British Airways CEO & Chairman appeared before the House of Commons Transport Select Committee today, Wednesday 16 September.
Alex’s former boss Willie Walsh appeared before the Select Committee in May. IAG formally rejected the findings of the committee which criticised the airline for planning large scale redundancies and proposing changes to staff terms and conditions. Willie Walsh later branded their views “completely irrelevant” to The Sunday Times. Alex Cruz also criticised their report as based on rumours and emotions and not fact.
Alex was the sole witness in the hearing. Those who are familiar with Select Committee hearings will know that there can be a fair amount of grandstanding by MPs. Today was no exception.
Alex was clearly well prepared for the hearing. This was, perhaps, in the knowledge that not only MPs, but also his new boss Luis Gallego, would be watching. At times it seemed like he was venturing from answering MP’s questions into advocacy. At the start of the hearing he was clearly trying to get ahead of their questions and criticisms. Alex was also far more politically attuned, with references to the airline’s role in a post-Brexit UK.

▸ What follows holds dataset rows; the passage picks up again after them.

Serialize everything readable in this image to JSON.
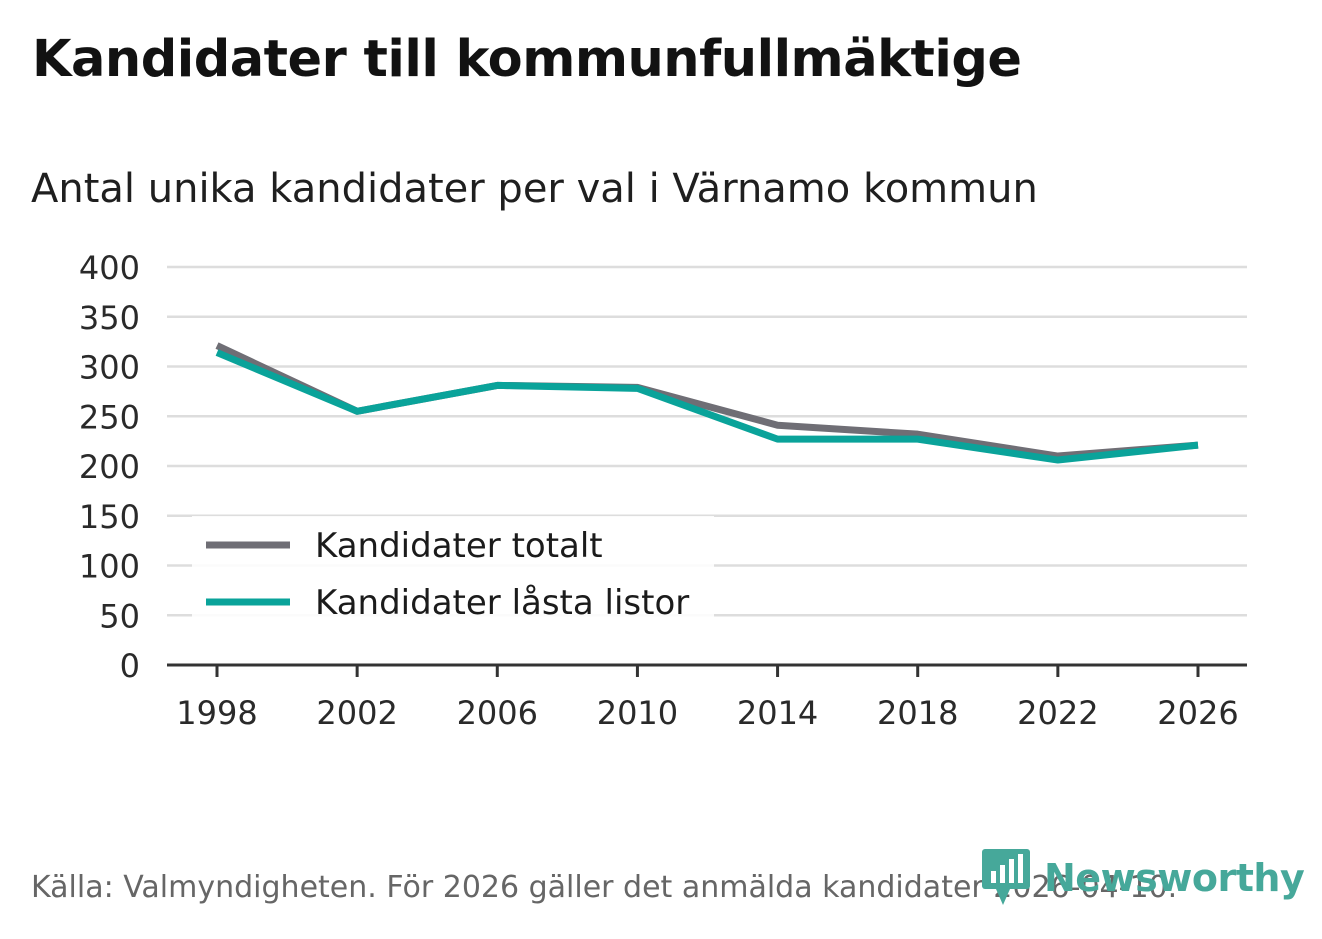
{
  "title": "Kandidater till kommunfullmäktige",
  "subtitle": "Antal unika kandidater per val i Värnamo kommun",
  "source": "Källa: Valmyndigheten. För 2026 gäller det anmälda kandidater 2026-04-10.",
  "brand": "Newsworthy",
  "colors": {
    "series1": "#6f6e75",
    "series2": "#0aa39a",
    "grid": "#dddddd",
    "axis": "#333333",
    "brand": "#46a89a"
  },
  "chart_data": {
    "type": "line",
    "title": "Kandidater till kommunfullmäktige",
    "subtitle": "Antal unika kandidater per val i Värnamo kommun",
    "xlabel": "",
    "ylabel": "",
    "ylim": [
      0,
      400
    ],
    "yticks": [
      0,
      50,
      100,
      150,
      200,
      250,
      300,
      350,
      400
    ],
    "categories": [
      "1998",
      "2002",
      "2006",
      "2010",
      "2014",
      "2018",
      "2022",
      "2026"
    ],
    "grid": true,
    "legend_position": "bottom-left",
    "series": [
      {
        "name": "Kandidater totalt",
        "color": "#6f6e75",
        "values": [
          321,
          255,
          281,
          279,
          241,
          232,
          210,
          221
        ]
      },
      {
        "name": "Kandidater låsta listor",
        "color": "#0aa39a",
        "values": [
          314,
          255,
          281,
          278,
          227,
          227,
          206,
          221
        ]
      }
    ]
  }
}
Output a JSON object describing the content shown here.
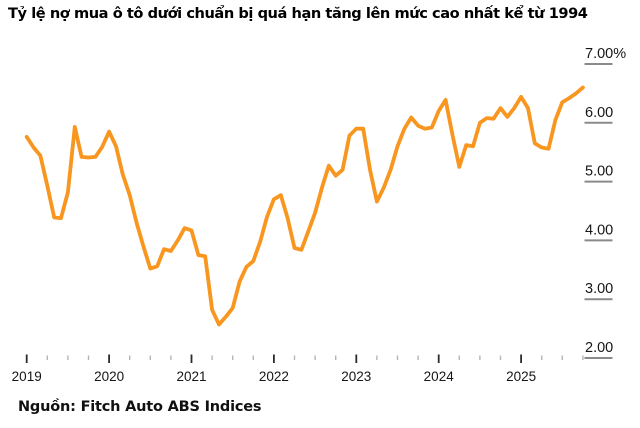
{
  "title": "Tỷ lệ nợ mua ô tô dưới chuẩn bị quá hạn tăng lên mức cao nhất kể từ 1994",
  "source": "Nguồn: Fitch Auto ABS Indices",
  "colors": {
    "line": "#F8961F",
    "text": "#161616",
    "y_tick_line": "#8a8a8a",
    "x_major_tick": "#2b2b2b",
    "x_minor_tick": "#b5b5b5",
    "background": "#ffffff"
  },
  "chart_data": {
    "type": "line",
    "title": "Tỷ lệ nợ mua ô tô dưới chuẩn bị quá hạn tăng lên mức cao nhất kể từ 1994",
    "xlabel": "",
    "ylabel": "",
    "legend": "none",
    "grid": "right-edge tick dashes only",
    "x_range": [
      2019.0,
      2025.81
    ],
    "ylim": [
      2.0,
      7.0
    ],
    "y_ticks": [
      7,
      6,
      5,
      4,
      3,
      2
    ],
    "y_tick_labels": [
      "7.00%",
      "6.00",
      "5.00",
      "4.00",
      "3.00",
      "2.00"
    ],
    "x_ticks": [
      2019,
      2020,
      2021,
      2022,
      2023,
      2024,
      2025
    ],
    "x_tick_labels": [
      "2019",
      "2020",
      "2021",
      "2022",
      "2023",
      "2024",
      "2025"
    ],
    "minor_x_tick_step_years": 0.25,
    "line_color": "#F8961F",
    "x_unit": "monthly, decimal years",
    "x": [
      2019.0,
      2019.0833,
      2019.1667,
      2019.25,
      2019.3333,
      2019.4167,
      2019.5,
      2019.5833,
      2019.6667,
      2019.75,
      2019.8333,
      2019.9167,
      2020.0,
      2020.0833,
      2020.1667,
      2020.25,
      2020.3333,
      2020.4167,
      2020.5,
      2020.5833,
      2020.6667,
      2020.75,
      2020.8333,
      2020.9167,
      2021.0,
      2021.0833,
      2021.1667,
      2021.25,
      2021.3333,
      2021.4167,
      2021.5,
      2021.5833,
      2021.6667,
      2021.75,
      2021.8333,
      2021.9167,
      2022.0,
      2022.0833,
      2022.1667,
      2022.25,
      2022.3333,
      2022.4167,
      2022.5,
      2022.5833,
      2022.6667,
      2022.75,
      2022.8333,
      2022.9167,
      2023.0,
      2023.0833,
      2023.1667,
      2023.25,
      2023.3333,
      2023.4167,
      2023.5,
      2023.5833,
      2023.6667,
      2023.75,
      2023.8333,
      2023.9167,
      2024.0,
      2024.0833,
      2024.1667,
      2024.25,
      2024.3333,
      2024.4167,
      2024.5,
      2024.5833,
      2024.6667,
      2024.75,
      2024.8333,
      2024.9167,
      2025.0,
      2025.0833,
      2025.1667,
      2025.25,
      2025.3333,
      2025.4167,
      2025.5,
      2025.5833,
      2025.6667,
      2025.75
    ],
    "values": [
      5.76,
      5.58,
      5.44,
      4.93,
      4.39,
      4.38,
      4.82,
      5.93,
      5.42,
      5.41,
      5.42,
      5.59,
      5.85,
      5.6,
      5.12,
      4.77,
      4.3,
      3.9,
      3.52,
      3.56,
      3.85,
      3.82,
      4.0,
      4.21,
      4.17,
      3.75,
      3.73,
      2.82,
      2.57,
      2.7,
      2.85,
      3.3,
      3.55,
      3.65,
      3.98,
      4.4,
      4.7,
      4.77,
      4.38,
      3.87,
      3.84,
      4.15,
      4.47,
      4.9,
      5.27,
      5.1,
      5.2,
      5.78,
      5.9,
      5.9,
      5.2,
      4.66,
      4.9,
      5.2,
      5.6,
      5.9,
      6.09,
      5.95,
      5.9,
      5.92,
      6.2,
      6.39,
      5.8,
      5.25,
      5.62,
      5.6,
      6.0,
      6.08,
      6.07,
      6.25,
      6.1,
      6.25,
      6.44,
      6.25,
      5.65,
      5.58,
      5.56,
      6.05,
      6.35,
      6.42,
      6.5,
      6.6
    ]
  }
}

If you were to sum up the differences between the performances of Willie Walsh and Alex Cruz, Willie sounded like he had been briefed by IAG’s lawyers whereas Alex sounded like he had been briefed by BA’s PR team.
In terms of some of the main points:
Alex criticised the decision by the GMB and Unite trade unions to wait some 73 days before engaging with the airline on negotiations on redundancies and changes to terms and conditions.
Alex was keen to emphasise the airline has gone far beyond the minimum statutory consultation in order to secure an agreement with the unions.
As of last Friday, 7,200 staff have already left the airline. The total number of redundancies is expected to be approximately 10,000. Unsurprisingly, the threat to “fire and rehire” has been lifted, which Alex maintained was there as a legal technicality to cover all possible outcomes.
Quarantine and COVID-19 Testing
Lack of passenger confidence in flying is considered a serious impediment to the recovery of flying.
Last week, BA flew 187,000 passengers compared to nearly a million in the same week of 2019. The airline is currently burning through £20 million of cash a day.
Alex criticised the government’s approach to imposing mandatory 14 day quarantine on arriving passengers from high risk countries at short notice without taking into account regional considerations. This is not only disrupting passengers’ plans but also its own operations.
BA has called for a trial of different COVID-19 testing regimes on the London – New York corridor to reduce the mandatory quarantine period to the minimum possible.
Return To Flying
The decision by the European Commission to grant a slot waiver for the winter season was welcomed.
Alex hinted that BA may want this to be extended to the summer 2021 season. Alex would not give a breakdown of how BA’s operations would be split between City, Gatwick and Heathrow in the medium term, but hinted that Gatwick would have a very quiet winter season.
It seems likely that the current situation of limited visibility of flight schedules beyond a couple of weeks is likely to continue for some time.
It appears that the summer 2021 schedule will be influenced heavily by what measures are taken to restore flights and stimulate demand in particular markets in the coming months. Alex called for multi-lateral talks between the UK and other governments in Europe and the US.
Alex, as Willie Walsh has long done, also criticised the Air Passenger Duty regime which disproportionately affects UK domestic routes compared to other short-haul routes. Alex called for APD to be waived for some years.
Turning to refunds, as of last Friday, BA has processed 2.1 million refunds and 1.6 million vouchers.
Around 35,000 refunds are due to be processed. When asked why the facility to secure a refund is not available through ba.com Alex insisted this was for technical reasons, which many will not be convinced by.
All in all, whilst the Select Committee itself is unlikely to have much influence over government policy, this was a creditable performance by Alex that should go some way to repair relations.